Internet Explorer 11 is not supported

For optimal browsing, we recommend Chrome, Firefox or Safari browsers.

Charlotte’s Transportation Plan Faces Tough Political Obstacles

Charlotte’s City Council has approved a sales tax increase to fund transportation. It faces long odds gaining approval from the state Legislature, not to mention spiraling construction costs.

A Lynx Blue Line train in Charlotte arriving at an outdoor station. People are standing on the platform waiting to board.
A light rail train pulls into a Charlotte station. (David Kidd/Governing)
In Brief:
  • The Charlotte City Council voted 10-1 to back a plan to raise a sales tax for transportation infrastructure.

  • State legislative leaders have said they wouldn’t support a tax increase that sends most of the revenue to rail projects.

  • Charlotte has proposed splitting the proceeds between rail, buses and roads, with roads and rail each getting 40 percent.


  • The City Council in Charlotte, N.C., voted last week to back a plan to invest billions of dollars in transportation infrastructure to keep up with the demands of its fast-growing population. The plan involves raising the sales tax in Mecklenburg County and directing the funding toward roads, trains and buses. The money could help pay for long-sought commuter rail projects, better bus service, and basic street infrastructure like sidewalks in many communities outside the region’s core. Some leaders say Charlotte, like other Sun Belt cities, is already falling behind in its efforts to manage its mobility needs.

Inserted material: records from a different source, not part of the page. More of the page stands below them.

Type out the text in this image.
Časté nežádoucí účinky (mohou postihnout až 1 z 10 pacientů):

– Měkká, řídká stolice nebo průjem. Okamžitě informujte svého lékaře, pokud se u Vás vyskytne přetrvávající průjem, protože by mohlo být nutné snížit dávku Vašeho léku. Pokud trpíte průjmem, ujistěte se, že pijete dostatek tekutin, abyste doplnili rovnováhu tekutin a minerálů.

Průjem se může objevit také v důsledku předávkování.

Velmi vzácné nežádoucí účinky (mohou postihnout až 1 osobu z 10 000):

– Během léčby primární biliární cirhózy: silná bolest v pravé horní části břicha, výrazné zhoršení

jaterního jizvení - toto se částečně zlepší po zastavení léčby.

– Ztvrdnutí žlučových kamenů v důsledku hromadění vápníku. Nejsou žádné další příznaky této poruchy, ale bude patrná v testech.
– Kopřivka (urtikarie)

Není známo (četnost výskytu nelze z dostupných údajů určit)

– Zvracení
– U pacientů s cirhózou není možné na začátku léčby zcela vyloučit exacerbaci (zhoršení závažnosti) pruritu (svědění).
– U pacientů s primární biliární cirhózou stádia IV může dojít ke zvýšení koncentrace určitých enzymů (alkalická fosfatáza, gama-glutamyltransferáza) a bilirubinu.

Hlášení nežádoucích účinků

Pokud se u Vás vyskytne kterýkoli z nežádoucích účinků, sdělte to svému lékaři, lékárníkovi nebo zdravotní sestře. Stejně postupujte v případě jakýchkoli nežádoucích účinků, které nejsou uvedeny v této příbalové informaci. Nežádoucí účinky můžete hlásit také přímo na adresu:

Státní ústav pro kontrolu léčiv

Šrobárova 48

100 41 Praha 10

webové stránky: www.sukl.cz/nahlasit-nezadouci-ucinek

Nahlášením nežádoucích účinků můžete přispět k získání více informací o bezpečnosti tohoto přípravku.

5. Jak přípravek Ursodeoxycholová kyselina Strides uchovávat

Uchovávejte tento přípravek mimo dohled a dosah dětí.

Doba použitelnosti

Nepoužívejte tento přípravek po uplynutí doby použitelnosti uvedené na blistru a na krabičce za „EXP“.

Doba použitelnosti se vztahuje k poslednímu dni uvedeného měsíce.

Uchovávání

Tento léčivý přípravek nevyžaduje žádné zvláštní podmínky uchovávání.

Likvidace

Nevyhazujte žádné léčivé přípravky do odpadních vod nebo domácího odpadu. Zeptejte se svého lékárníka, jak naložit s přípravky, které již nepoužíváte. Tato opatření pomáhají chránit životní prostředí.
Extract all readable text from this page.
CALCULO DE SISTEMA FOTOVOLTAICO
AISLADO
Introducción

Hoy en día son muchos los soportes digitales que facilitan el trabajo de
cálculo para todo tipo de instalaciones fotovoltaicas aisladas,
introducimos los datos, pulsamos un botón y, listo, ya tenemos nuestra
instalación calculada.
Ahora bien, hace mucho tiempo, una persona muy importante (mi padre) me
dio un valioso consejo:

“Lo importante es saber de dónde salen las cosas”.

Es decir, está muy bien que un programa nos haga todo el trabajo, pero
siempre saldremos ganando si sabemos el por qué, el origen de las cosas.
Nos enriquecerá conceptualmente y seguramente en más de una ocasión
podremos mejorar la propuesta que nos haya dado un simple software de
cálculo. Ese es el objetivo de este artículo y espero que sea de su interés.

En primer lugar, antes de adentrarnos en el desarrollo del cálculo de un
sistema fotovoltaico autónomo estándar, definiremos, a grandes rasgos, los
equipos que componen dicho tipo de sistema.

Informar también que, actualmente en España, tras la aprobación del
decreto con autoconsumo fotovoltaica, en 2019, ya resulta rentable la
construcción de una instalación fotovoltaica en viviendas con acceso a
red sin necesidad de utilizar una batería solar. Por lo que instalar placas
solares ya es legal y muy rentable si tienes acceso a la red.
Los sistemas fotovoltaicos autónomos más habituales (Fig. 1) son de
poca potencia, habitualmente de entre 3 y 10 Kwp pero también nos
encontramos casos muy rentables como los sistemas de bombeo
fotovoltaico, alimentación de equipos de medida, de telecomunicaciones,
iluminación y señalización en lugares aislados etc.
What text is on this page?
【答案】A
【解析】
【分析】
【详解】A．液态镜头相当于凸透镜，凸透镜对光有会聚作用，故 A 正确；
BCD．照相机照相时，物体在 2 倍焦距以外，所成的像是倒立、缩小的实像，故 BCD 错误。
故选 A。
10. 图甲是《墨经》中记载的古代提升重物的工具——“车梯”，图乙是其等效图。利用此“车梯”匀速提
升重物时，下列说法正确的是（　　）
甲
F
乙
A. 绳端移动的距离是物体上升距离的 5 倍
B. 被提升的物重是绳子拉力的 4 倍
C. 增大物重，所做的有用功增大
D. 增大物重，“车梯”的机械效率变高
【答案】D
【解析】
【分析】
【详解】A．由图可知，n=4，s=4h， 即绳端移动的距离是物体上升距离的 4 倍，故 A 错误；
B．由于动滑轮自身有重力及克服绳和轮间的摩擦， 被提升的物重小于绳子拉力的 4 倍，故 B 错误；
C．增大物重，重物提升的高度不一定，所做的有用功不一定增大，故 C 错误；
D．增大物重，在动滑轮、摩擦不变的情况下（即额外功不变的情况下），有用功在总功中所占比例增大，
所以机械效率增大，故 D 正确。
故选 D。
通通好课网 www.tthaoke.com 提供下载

    Sales taxes are a popular way of funding public transit projects in the U.S. Cities often turn to them when they are seeking a dedicated funding source to expand their transit systems. Charlotte voters approved a half-cent sales tax in 1998 that helped expand the city’s bus system and paid for its first light rail line, which opened in 2007. But big cities face a growing set of obstacles to adopting and capitalizing on sales taxes for transit expansion. That includes skepticism from conservative state legislatures and the astronomical costs of building new transportation infrastructure in the U.S. — which have only grown as construction costs have outpaced broader inflation in the last few years.

    When voters are asked to approve dedicated sales taxes for public transit and other transportation infrastructure, they typically say yes. The success rate for local transportation-related ballot measures is about 80 percent around the country, according to Jeff Davis, a senior fellow at the Eno Center for Transportation.

    “Generally in the last five or six years, there’s been a pretty good climate for that kind of thing,” Davis says. “The more localized the ballot initiative is, and the more specific benefits that can be explained to voters, the likelier it is to pass.”

    While sales taxes are regressive, putting the heaviest burden on people with the lowest incomes, they are popular partly because they are broad-based and less volatile than other types of taxes, Davis says. At the state and federal levels, most transportation funding comes from fuel taxes, which are beginning to shrink as cars become more fuel efficient and electric vehicles make up a greater share of automobile purchases. Sales taxes offer a relatively stable funding source, loosely pegged to inflation, that cities can borrow against for capital projects.

    But despite their good success rate, the measures don’t always pass muster with voters. Nashville voters famously rejected a plan to fund five new light rail lines and a tunnel beneath their downtown in 2018. (The city’s new mayor is pushing another measure this year with a more modest set of transportation improvements.) Seattle voters rejected a series of measures across several decades in the 20th century before approving the bond measures that have helped create the city’s modern rail system.

    Convincing the Legislature


    Even when transportation tax measures are successful, cities often struggle to deliver on the promises they made to voters in the process. Austin approved a massive transit expansion called Project Connect in 2020, funded with a property tax increase, but the effort has been slowed down by political disagreements between city and state leaders and challenged by the growing cost of construction. Atlanta’s transit system reduced the number of projects it had said it planned to build when voters approved the More MARTA plan in 2016, also partly because of cost inflation.

    Charlotte’s plan will be challenged both by political headwinds and construction cost increases. The state Legislature, controlled by Republicans, needs to grant permission for the sales-tax measure to be put before local voters. Local leaders have already pared back their transit ambitions in anticipation of state opposition. State leaders indicated they wouldn’t sign off on a plan that would direct most of the tax revenue to rail projects. So local leaders have offered draft legislation for the General Assembly that would dedicate 40 percent of the funding to roads, 40 percent to rail projects, and 20 percent to buses.

    Even so, the state Legislature has a limited window to pass a bill in time to get the measure on next year’s ballot. And many of its leaders are lukewarm on the idea of raising taxes to fund public transit.

    “That is going to be a huge lift, to get a General Assembly that is resistant to tax increases to open that door,” says state Sen. Vickie Sawyer, the Republican co-chair of the Senate Transportation Committee. “That’s not to say it cannot happen. But I don’t want to disillusion any of the folks that have been working on this that it’s going to be easy.”

    No formal plan for how exactly to spend the funding is yet in place. The plan would be developed by local communities and the Metropolitan Transit Commission only if the state Legislature allows the ballot measure to move forward.